Let’s say we'd like a minimum of 4 and a maximum of 10 parts on an array. In this hypothetical case, we've determined that anything less than or more than that it's practical. From the possible array configurations, we need to determine which array design yields the most parts per panel. It is a 4 part array with a 2 x 2 matrix, am eight part array with a 4 x 2 matrix, a 2 x 5, 4 x 1, 1 x 10? There are actually 21 possible array matrix configurations in the range of 4 to 10 parts. To perform a thorough analysis, we'll need to consider how each of the 21 possible array configurations fits on each of the manufacturing panel sizes available to us. It's a complex and time consuming challenge, especially when rotations are allowed. This is why a tool like KwickFit is so valuable. It makes this analysis simple.

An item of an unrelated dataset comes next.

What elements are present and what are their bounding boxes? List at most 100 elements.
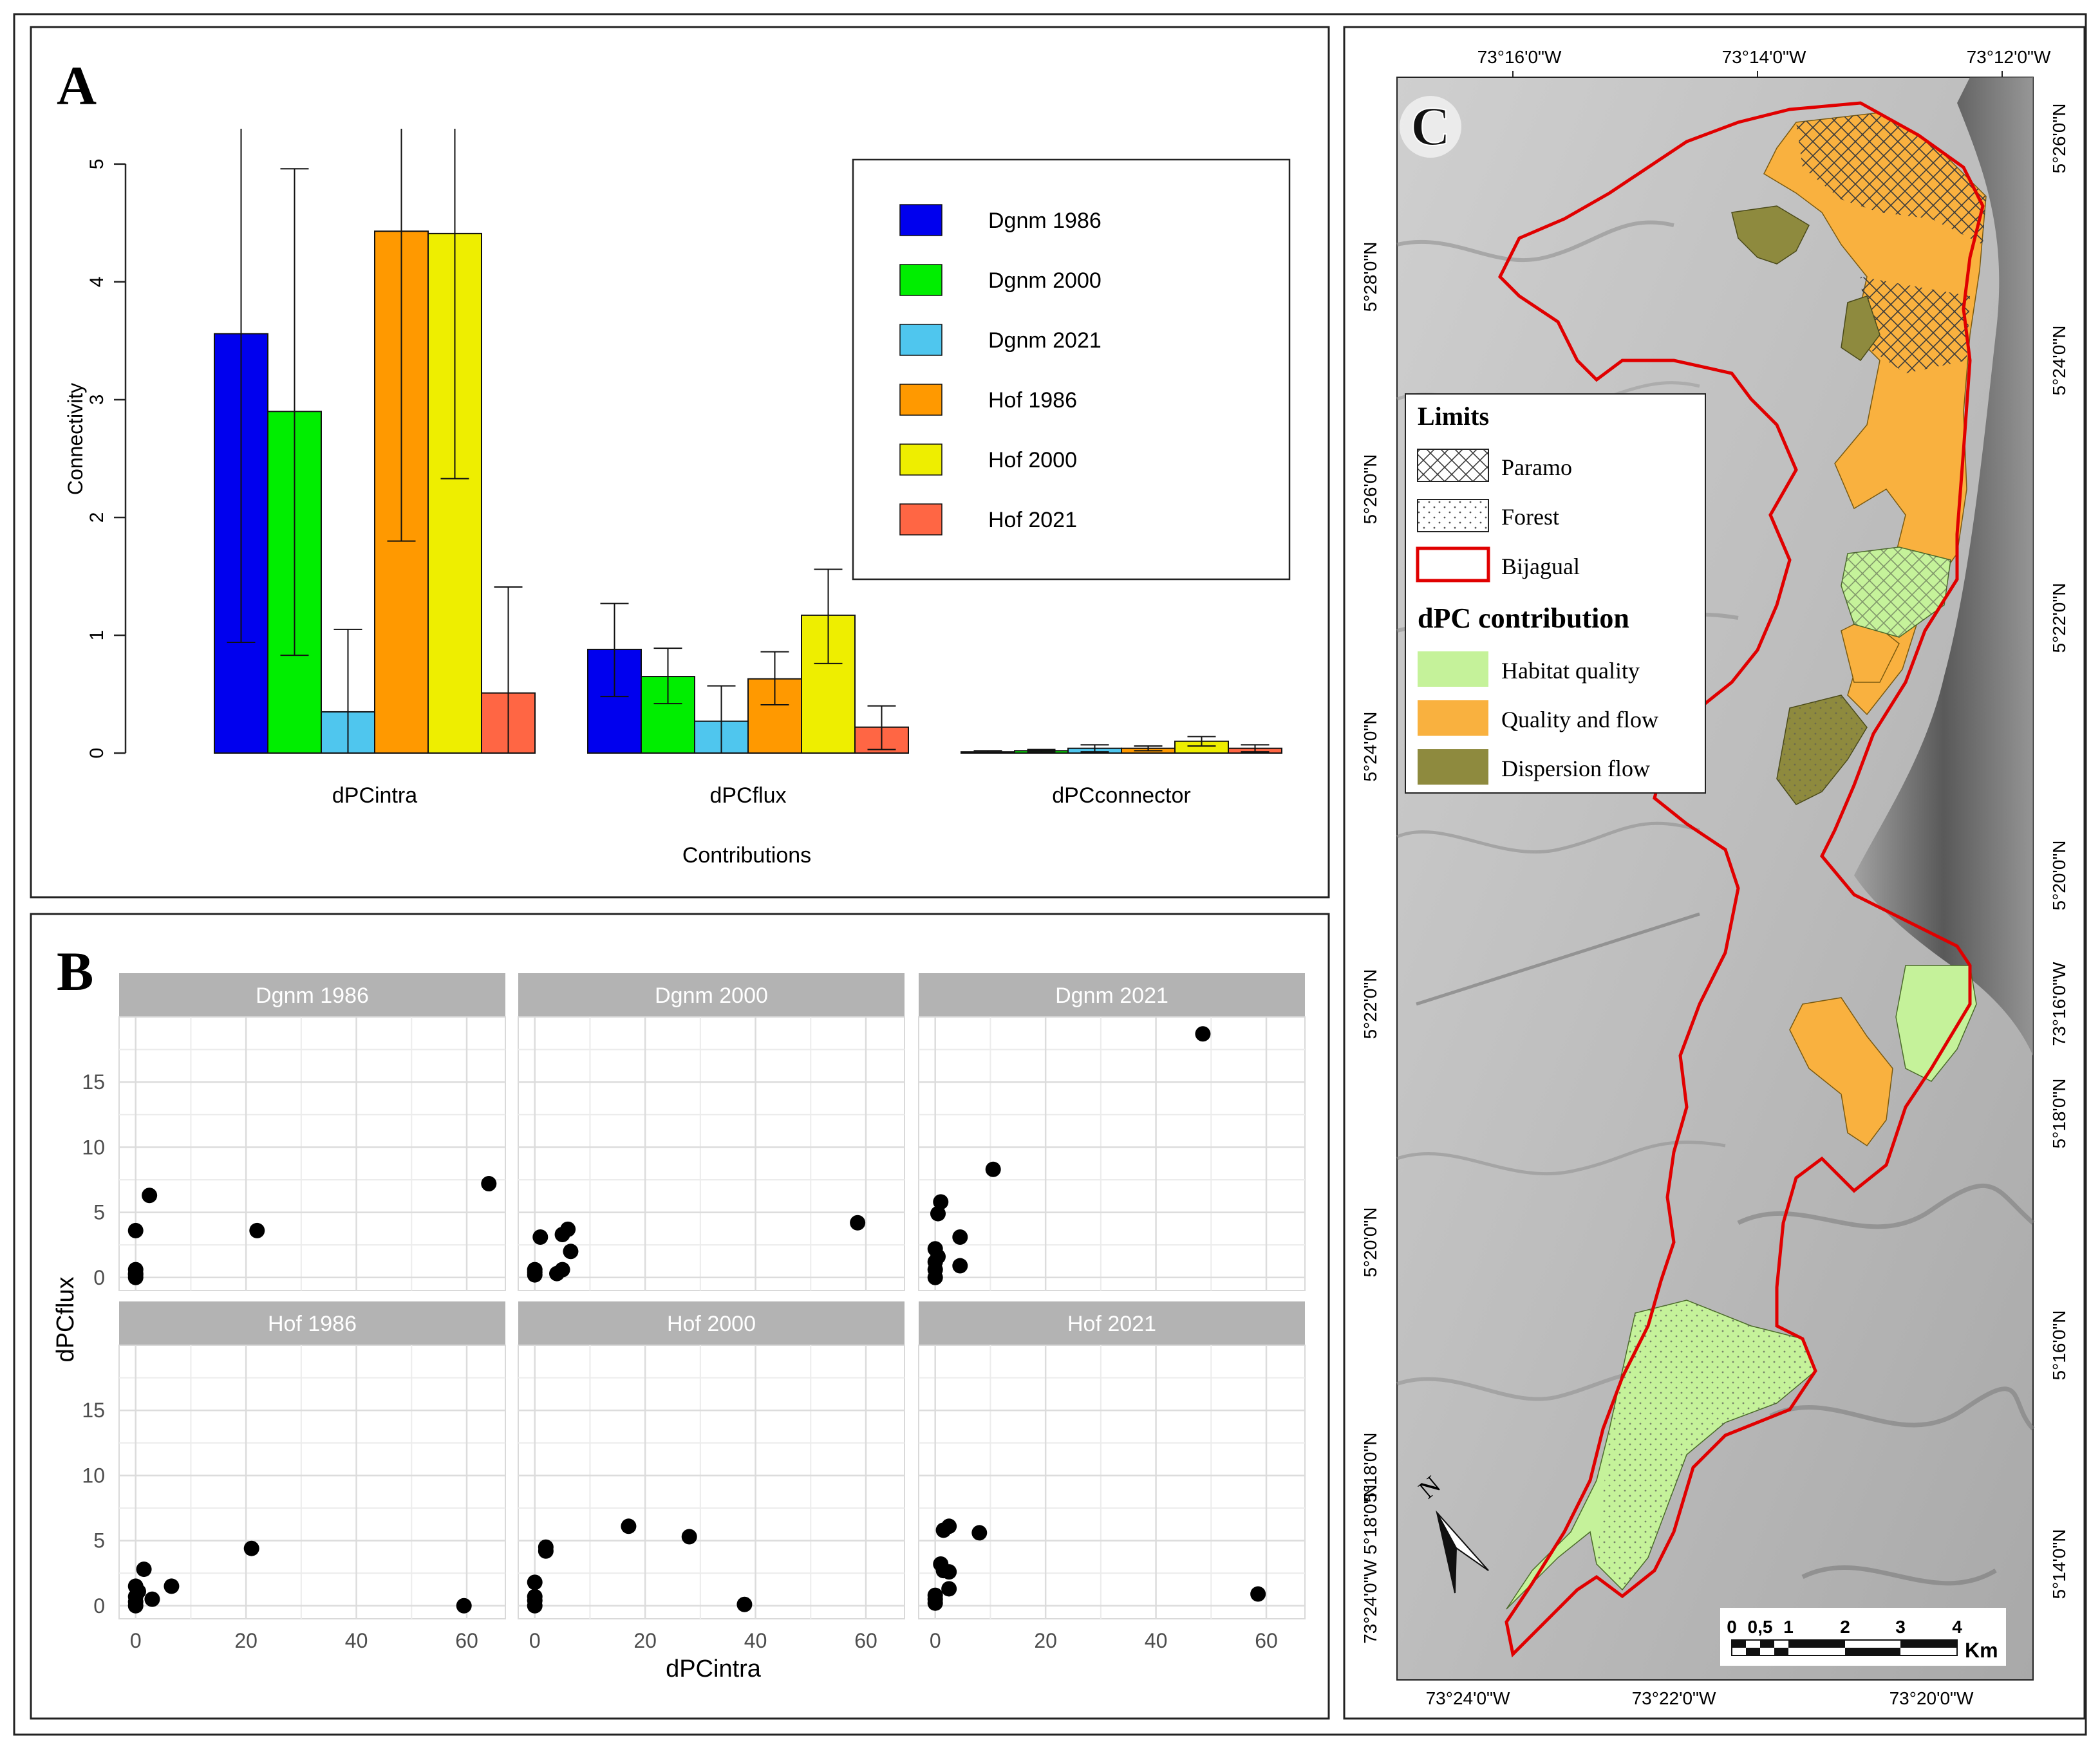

When all 21 array configurations are evaluated on the 16 x 18, 18 x 24 and 21 x 24 panel sizes, two optimal array designs emerge for different panel sizes. The 10 part 5 x 2 array gets the most parts per panel on the 16 x 18 and 21 x 24 panels, but the 9 part 3 x 3 array gets the most parts on the 18 x 24 panel. This illustrates the importance of designing the array early and in the context of the manufacturing panel. If a 2 x 4 array was chosen arbitrarily, it would yield less than the optimum parts per panel and cost more to manufacture the PCB.

Also, if the supplier needed to use the 18 x 24 panel size due to process capability limitations, the 10 part 5 x 2 array on the 18 x 24 yields 9 parts per panel less than the 9 part 3 x 3 array. A loss of 9 parts per panel could lead to significant costs over time that could have been avoided with a little up front analysis.


16 x 18 Panel
60 Parts
6 Arrays - 5 x 2
41.7% Part/Panel Utilization
Optimized

Array Layout Result

18 x 24 Panel
99 Parts
11 Arrays - 3 x 3
45.8% Part/Panel Utilization
Optimized

Array Layout Result

21 x 24 Panel
120 Parts
12 Arrays - 5 x 2
47.6% Part/Panel Utilization
Optimized

Array Layout Result

18 x 24 Panel
90 Parts
9 Arrays - 5 x 2
41.7% Part/Panel Utilization
Not Optimized

Array Layout Result


Know how the part size affects the part per panel yield

This is very important and almost always overlooked. Know the threshold at which a reduced part size will increase the parts per panel. Often a small reduction in the part size can lead to improve part per panel yields.

The following analysis was performed by KwickFit and shows that if the part size from our previous example is reduced from 1 x 2 to .934 x 2, the number of parts per panel on the 18 x 24 panel go from 99 parts to 108 parts per panel. This could lead to significant cost savings on a production run.

Reducing the part size by .066 may not be achievable in every case, but having this information at the beginning of the design process is invaluable. If you know the value reducing the part size can have on your costs, you might find ways to trim the part size to achieve the savings.


Panel Original Qty Better Qty Part Size Change X Change Y Cost
Savings
16 x 18 60 63 1 x 1.984 0 -0.016 4.76%
18 x 24 99 100 1 x 1.889 0 -0.111 1%
18 x 24 99 108 0.934 x 2 -0.066 0 8.33%
16 x 18 60 63 0.929 x 2 -0.071 0 4.76%
18 x 24 99 100 0.95 x 1.951 -0.05 -0.049 1%
21 x 24 120 126 0.912 x 2 -0.088 0 4.76%
21 x 24 120 130 1 x 1.807 0 -0.193 7.69%
21 x 24 120 126 0.934 x 1.934 -0.066 -0.066 4.76%

.934 x 2 part size on 18 x 24 Panel
108 Parts
12 Arrays - 3 x 3
46.7% Part/Panel Utilization
Optimized

Array Layout Result


Summary

The importance of evaluating PCB panelization at the start of the design process cannot be overstated. Once the design is complete it's often too late to consider changes.

If you're a PCB designer and you create an arbitrary array design leave the panelization details to your PCB to your supplier, there's a good chance you'll pay more for your PCB than you have to. However, if you bake panelization analysis into your design process, you're certain to get the best possible PCB price because you'll go to manufacturing with a design that you know is optimized for the manufacturing panel.